Gonitwy byków w Hiszpanii mają poważną konkurencję. W internecie już można oglądać nagrania na których młodzieńcy gonią za... kobietami.
W tym roku w Pampelunie przekroczono wszelkie granice!” -
huknął w tytule hiszpański dziennik „El Mundo”. Jak w Pampelunie, znaczy, że rzecz o tzw. gonitwach byków - kretyńskiej tradycji przepędzania ulicami starego miasta tych oszalałych ze strachu zwierząt, które później, przy wiwatujących tłumach, zabijane są na arenie przez toreadorów. I pomyśleć, że ów barbarzyński zwyczaj kultywowany jest w niby cywilizowanej dzisiejszej Europie. Brukselskich urzędników to nie obchodzi, bo widać mają co innego do roboty, jak choćby wymyślanie reguł dotyczących krzywizny banana…
Nie będę ukrywał, że cieszę się jak dziecko, gdy bykowi uda się nadziać na rogi któregoś z uczestników tej „gonitwy”. W tym roku rannych zostało, niestety, tylko 23 delikwentów. Rok temu w Pampelunie byk trafił dokładnie w przyrodzenie jednego z polskich turystów. Teraz kobiety nie są mu już do niczego potrzebne, więc zapewne nie zainteresuje go nowy zwyczaj, który zapanował w tym mieście: obmacywania kobiet przez zgraje zdziczałych facetów.

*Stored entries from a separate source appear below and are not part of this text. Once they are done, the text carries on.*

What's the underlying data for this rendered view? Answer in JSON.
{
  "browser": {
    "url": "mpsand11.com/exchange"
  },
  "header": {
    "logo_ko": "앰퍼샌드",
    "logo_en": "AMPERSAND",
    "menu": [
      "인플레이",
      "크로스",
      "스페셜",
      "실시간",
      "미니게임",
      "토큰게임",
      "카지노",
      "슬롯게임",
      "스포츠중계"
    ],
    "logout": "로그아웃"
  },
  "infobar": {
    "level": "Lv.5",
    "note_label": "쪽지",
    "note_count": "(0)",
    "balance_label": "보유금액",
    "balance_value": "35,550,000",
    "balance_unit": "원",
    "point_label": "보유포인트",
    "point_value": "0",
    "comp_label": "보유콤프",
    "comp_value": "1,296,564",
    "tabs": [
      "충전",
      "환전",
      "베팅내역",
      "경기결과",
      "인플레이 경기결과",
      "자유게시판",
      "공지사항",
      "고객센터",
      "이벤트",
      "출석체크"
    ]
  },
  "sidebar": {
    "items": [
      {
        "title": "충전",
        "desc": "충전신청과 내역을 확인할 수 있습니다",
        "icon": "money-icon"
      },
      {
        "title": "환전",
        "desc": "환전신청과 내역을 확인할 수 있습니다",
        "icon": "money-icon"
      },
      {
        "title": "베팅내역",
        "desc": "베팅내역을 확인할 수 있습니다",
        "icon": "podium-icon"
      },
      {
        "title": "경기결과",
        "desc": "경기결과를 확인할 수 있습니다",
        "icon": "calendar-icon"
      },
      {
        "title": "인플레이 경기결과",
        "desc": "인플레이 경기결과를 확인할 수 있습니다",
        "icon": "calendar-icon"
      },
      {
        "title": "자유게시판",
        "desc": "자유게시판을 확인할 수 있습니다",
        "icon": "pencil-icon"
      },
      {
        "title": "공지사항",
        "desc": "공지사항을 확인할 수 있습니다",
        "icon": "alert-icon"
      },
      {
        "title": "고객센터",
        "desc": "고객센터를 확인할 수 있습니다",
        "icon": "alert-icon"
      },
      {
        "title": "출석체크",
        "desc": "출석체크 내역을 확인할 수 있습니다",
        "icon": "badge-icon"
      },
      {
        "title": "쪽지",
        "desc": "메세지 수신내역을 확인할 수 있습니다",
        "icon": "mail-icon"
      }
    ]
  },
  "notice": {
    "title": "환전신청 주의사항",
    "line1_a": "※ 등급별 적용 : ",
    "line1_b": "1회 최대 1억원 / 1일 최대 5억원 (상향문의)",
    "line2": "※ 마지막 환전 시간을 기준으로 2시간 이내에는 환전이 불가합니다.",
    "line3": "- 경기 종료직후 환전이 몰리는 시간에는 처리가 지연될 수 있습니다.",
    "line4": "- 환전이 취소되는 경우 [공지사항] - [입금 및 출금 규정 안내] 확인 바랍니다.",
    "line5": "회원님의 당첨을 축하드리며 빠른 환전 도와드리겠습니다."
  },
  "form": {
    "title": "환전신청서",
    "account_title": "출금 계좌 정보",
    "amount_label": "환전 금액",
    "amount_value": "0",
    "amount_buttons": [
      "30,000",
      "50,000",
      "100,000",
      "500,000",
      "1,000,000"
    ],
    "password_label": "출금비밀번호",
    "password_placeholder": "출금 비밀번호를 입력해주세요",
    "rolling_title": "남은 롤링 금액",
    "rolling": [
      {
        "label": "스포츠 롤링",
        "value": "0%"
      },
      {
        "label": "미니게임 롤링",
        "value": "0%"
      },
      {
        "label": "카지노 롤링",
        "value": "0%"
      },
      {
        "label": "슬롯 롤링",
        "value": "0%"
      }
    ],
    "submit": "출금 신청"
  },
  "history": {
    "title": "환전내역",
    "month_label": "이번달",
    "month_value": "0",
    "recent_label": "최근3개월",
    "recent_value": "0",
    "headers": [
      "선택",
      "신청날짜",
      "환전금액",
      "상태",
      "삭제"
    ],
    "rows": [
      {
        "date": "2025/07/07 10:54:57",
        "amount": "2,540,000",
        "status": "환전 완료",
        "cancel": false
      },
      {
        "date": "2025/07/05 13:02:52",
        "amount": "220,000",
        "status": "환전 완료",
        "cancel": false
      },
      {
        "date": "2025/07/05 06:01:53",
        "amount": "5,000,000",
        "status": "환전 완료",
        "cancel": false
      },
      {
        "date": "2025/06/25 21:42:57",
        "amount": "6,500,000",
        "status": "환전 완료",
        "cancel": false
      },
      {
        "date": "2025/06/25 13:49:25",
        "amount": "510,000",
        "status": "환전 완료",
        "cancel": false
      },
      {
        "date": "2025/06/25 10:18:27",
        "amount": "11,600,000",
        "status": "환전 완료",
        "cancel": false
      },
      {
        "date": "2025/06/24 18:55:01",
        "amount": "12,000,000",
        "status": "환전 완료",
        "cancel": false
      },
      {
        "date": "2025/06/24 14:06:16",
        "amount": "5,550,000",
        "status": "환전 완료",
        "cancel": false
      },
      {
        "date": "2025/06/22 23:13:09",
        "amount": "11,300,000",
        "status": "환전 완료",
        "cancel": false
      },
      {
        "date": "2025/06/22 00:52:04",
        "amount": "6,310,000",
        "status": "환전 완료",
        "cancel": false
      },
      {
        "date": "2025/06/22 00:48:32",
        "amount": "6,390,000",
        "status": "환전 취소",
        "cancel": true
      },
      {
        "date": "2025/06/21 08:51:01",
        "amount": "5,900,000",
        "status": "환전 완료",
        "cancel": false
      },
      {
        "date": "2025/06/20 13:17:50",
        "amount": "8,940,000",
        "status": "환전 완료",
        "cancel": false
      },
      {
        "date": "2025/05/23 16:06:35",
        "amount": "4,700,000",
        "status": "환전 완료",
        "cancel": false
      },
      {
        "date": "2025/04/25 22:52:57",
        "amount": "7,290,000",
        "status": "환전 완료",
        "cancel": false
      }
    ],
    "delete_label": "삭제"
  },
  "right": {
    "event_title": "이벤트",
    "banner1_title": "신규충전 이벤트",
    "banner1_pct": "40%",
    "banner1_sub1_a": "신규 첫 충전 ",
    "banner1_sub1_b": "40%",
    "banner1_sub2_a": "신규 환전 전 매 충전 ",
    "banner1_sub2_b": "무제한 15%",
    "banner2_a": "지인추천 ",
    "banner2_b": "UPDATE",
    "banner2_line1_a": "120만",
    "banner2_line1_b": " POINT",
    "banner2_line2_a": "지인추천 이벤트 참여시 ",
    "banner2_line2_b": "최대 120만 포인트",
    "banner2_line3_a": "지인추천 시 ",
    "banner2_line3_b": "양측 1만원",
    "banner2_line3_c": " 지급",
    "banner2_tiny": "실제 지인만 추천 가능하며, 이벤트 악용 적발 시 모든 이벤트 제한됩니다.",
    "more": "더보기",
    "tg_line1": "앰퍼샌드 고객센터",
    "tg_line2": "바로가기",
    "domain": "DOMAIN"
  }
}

Gazeta „El Mundo” zilustrowała swój komentarz na ten temat fotografią jednej z nich, z lasem rąk wyciągniętych do jej odkrytych piersi. Jak widać na zdjęciu, ona akurat miała w tym przyjemność, ale nie wszystkim sprawia to radość… W Internecie, oprócz „gonitwy” byków krążą nagrania także z gonitw dwunożnych buhajów w Pampelunie za młodymi, przerażonymi dziewczynami, by je dopaść i wymiętosić, oraz rozpaczliwych prób ich obrony przez towarzyszących im mężczyzn. Pewna relacjonująca tę imprezę dziennikarka hiszpańskiej telewizji została najpierw oblana winem od stóp po czubek głowy, aż w końcu dopadł ją jakiś rozjuszony młodzieniec i mimo rozpaczliwej obrony reporterki przyssał się jej do ust. Operator nawet nie przerwał nagrania. Ona była wstrząśnięta, a tłum wył i rechotał z radości…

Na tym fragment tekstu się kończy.